Prior Data: Previous or Expert Data in the .csv Format, with Item Names
| Sch08 | Exm09 | Fac06 | Fac07 | Tec06 | Res08 | Res09 |
|---|---|---|---|---|---|---|
| 4 | 4 | 3 | 4 | 4 | 4 | 4 |
| 4 | 4 | 4 | 4 | 3 | 3 | 4 |
| 2 | 4 | 3 | 3 | 3 | 3 | 2 |
| 2 | 4 | 4 | 4 | 4 | 4 | 4 |
| 1 | 4 | 3 | 4 | 4 | 4 | 4 |
| 3 | 2 | 2 | 3 | 2 | 3 | 2 |
Approaches
Classical CFA Approach
To establish evidence of construct validity using the classical CFA approach, the user chooses to model their participant data as either ordinal (e.g. “very unlikely, “unlikely,” …) or interval (e.g. continuous data like BMI, weight, age), and selects the number of factors and which items should load on each factor. Our software can handle dichotomously scored items, which is a special case of ordinal (e.g. items that are correct of incorrect). For the ordinal case the responses are not assumed to be symmetrically distributed nor normally distributed. The CBID software allow for more flexibility than the usual factor analysis assumption of (a) continuous data and (b) multivariate normality. Users may select additional options, but otherwise can run CBID and obtain the CFA results. For classical CFA, CBID utilizes the R package lavaan (Yves, 2012). Output from CBID quickly can provide a detailed summary of CFA results for multiple factors using both interval and ordinal data along with Cronbach’s α. CBID also calculates the “entire reliability” (this is short for what Alonso et al., 2010 refer to as reliability of the entire scale) for single-factor models.
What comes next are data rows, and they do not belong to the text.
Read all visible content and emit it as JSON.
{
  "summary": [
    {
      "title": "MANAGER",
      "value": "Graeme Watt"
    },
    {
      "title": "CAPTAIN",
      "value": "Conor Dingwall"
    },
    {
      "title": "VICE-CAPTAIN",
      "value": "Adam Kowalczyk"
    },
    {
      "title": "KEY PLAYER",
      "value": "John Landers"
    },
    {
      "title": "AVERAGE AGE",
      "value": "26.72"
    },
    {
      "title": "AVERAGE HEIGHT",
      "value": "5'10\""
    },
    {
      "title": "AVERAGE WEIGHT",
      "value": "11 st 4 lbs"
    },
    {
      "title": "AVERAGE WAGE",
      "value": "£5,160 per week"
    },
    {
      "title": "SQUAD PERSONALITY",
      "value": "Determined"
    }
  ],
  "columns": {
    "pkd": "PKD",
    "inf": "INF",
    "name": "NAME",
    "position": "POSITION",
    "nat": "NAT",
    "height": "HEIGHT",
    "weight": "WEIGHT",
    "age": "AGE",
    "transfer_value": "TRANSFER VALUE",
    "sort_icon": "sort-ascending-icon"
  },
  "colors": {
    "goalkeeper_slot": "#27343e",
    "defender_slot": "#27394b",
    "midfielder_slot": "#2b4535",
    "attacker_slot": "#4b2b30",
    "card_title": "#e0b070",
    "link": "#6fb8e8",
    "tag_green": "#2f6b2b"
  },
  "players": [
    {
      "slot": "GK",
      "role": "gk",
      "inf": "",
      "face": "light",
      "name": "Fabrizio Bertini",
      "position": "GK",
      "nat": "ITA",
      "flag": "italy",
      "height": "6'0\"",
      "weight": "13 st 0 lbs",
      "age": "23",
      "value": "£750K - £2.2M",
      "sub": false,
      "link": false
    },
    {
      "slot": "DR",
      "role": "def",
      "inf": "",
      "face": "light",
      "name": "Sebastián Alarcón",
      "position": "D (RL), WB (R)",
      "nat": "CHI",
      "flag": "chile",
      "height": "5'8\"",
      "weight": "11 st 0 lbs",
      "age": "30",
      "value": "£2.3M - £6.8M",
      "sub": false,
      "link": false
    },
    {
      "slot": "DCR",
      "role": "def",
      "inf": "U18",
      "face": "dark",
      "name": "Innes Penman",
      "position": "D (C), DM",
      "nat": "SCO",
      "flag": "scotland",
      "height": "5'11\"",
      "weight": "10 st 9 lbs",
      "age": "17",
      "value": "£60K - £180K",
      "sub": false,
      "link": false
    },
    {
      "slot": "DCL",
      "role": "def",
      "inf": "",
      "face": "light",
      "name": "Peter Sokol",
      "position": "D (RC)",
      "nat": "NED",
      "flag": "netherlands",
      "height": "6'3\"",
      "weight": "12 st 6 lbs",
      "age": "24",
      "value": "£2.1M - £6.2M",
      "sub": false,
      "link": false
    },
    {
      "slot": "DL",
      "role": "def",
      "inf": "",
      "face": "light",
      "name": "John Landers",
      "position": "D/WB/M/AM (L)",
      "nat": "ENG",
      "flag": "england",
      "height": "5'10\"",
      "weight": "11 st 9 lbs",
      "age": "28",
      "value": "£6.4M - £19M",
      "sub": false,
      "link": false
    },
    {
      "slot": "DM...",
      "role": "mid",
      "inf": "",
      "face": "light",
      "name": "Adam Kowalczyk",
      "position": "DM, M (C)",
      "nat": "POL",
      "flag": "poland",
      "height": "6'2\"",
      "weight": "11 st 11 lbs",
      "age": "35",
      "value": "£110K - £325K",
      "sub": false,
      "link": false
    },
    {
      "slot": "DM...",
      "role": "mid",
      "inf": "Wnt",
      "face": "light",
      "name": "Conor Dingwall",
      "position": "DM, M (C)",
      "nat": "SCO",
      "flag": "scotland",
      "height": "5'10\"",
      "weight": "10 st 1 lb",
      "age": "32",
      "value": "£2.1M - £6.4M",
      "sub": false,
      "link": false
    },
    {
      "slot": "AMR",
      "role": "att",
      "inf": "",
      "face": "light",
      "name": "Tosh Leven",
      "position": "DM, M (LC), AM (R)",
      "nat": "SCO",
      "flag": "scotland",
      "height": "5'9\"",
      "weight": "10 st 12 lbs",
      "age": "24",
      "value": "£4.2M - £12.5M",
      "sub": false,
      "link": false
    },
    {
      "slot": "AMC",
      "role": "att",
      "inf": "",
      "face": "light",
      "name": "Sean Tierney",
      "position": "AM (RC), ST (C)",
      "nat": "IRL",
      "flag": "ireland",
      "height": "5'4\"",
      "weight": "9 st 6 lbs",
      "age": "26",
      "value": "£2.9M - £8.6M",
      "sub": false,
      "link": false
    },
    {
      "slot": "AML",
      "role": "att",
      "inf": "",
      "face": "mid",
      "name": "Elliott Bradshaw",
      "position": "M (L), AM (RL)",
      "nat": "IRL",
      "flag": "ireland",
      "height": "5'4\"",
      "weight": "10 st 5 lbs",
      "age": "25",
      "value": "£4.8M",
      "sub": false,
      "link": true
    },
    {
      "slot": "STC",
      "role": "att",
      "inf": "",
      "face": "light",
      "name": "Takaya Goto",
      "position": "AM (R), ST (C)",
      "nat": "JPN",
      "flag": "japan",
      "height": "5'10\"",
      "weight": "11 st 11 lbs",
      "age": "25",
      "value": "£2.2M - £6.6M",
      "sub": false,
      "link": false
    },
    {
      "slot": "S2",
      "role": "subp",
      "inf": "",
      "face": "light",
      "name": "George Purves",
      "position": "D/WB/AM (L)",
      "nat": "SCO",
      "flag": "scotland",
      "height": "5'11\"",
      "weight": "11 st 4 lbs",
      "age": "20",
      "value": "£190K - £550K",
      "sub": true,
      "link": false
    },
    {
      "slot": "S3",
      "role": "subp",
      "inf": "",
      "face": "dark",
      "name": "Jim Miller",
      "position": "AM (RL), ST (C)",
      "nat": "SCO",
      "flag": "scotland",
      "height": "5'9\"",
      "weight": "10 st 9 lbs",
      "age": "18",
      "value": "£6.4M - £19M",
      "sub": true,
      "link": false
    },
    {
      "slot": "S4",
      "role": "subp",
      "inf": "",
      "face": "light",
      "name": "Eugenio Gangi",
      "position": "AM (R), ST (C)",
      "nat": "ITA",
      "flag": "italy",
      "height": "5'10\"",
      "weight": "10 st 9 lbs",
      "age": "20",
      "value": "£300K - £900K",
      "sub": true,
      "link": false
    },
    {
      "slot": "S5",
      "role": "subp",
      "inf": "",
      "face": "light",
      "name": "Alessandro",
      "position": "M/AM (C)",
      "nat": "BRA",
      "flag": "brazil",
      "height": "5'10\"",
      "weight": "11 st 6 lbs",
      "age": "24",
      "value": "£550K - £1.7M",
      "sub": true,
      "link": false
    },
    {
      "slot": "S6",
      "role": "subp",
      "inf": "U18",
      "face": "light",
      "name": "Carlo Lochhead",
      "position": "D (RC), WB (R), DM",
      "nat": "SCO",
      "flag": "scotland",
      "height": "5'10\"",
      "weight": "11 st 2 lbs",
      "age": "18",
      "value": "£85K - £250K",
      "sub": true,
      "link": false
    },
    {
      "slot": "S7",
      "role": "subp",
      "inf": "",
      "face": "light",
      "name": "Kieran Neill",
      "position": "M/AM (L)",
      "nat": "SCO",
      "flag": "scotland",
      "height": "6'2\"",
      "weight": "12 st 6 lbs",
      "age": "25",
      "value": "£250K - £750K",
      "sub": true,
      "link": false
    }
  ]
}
Entire reliability (Alonso et al., 2010) is a more accurate measure of reliability than Cronbach’s α, since the latter is a lower-bound estimate of reliability (Sijtsma & van der Ark, 2015; Author-4, 2016).
Bayesian CFA Approach
For Bayesian CFA, CBID utilizes the R package called mcmcpack (Martin, Quinn, & Park, 2011). When analyzing single-factor models (for either ordinal or interval data), CBID can conduct a Bayesian analysis to determine estimates for the factor loadings and score reliability for the entire reliability instrument. Unlike the classical CFA analysis, this analysis reports 95% credible intervals for both the factor loadings and the entire reliability estimate. In the Bayesian framework, a 95% credible interval for a value x signifies that there is a 95% probability that x is in that interval. Many propose this is more intuitive than a confidence interval, which is a statement about how confident we are that the parameter of interest is in the interval (i.e., if we calculated this interval repeatedly with resampled data, we would cover the true parameter 95% of the time).
Bayesian analyses can be performed using a variety of priors (Carpenter et al., 2008). Choices of priors for CBID include a flat uninformative prior (uniform on the interval [0,1]), a prior automatically calculated from previous data: (a) informative data from a previous data collection from participants or (b) informative prior derived from subject experts’ relevancy rankings of the items to the construct of interest (i.e., content validity). For subject experts’ prior one can choose between experts having high or moderate expertise (Author-3 et al., 2015). For the purposes of this paper we choose the moderate expertise option.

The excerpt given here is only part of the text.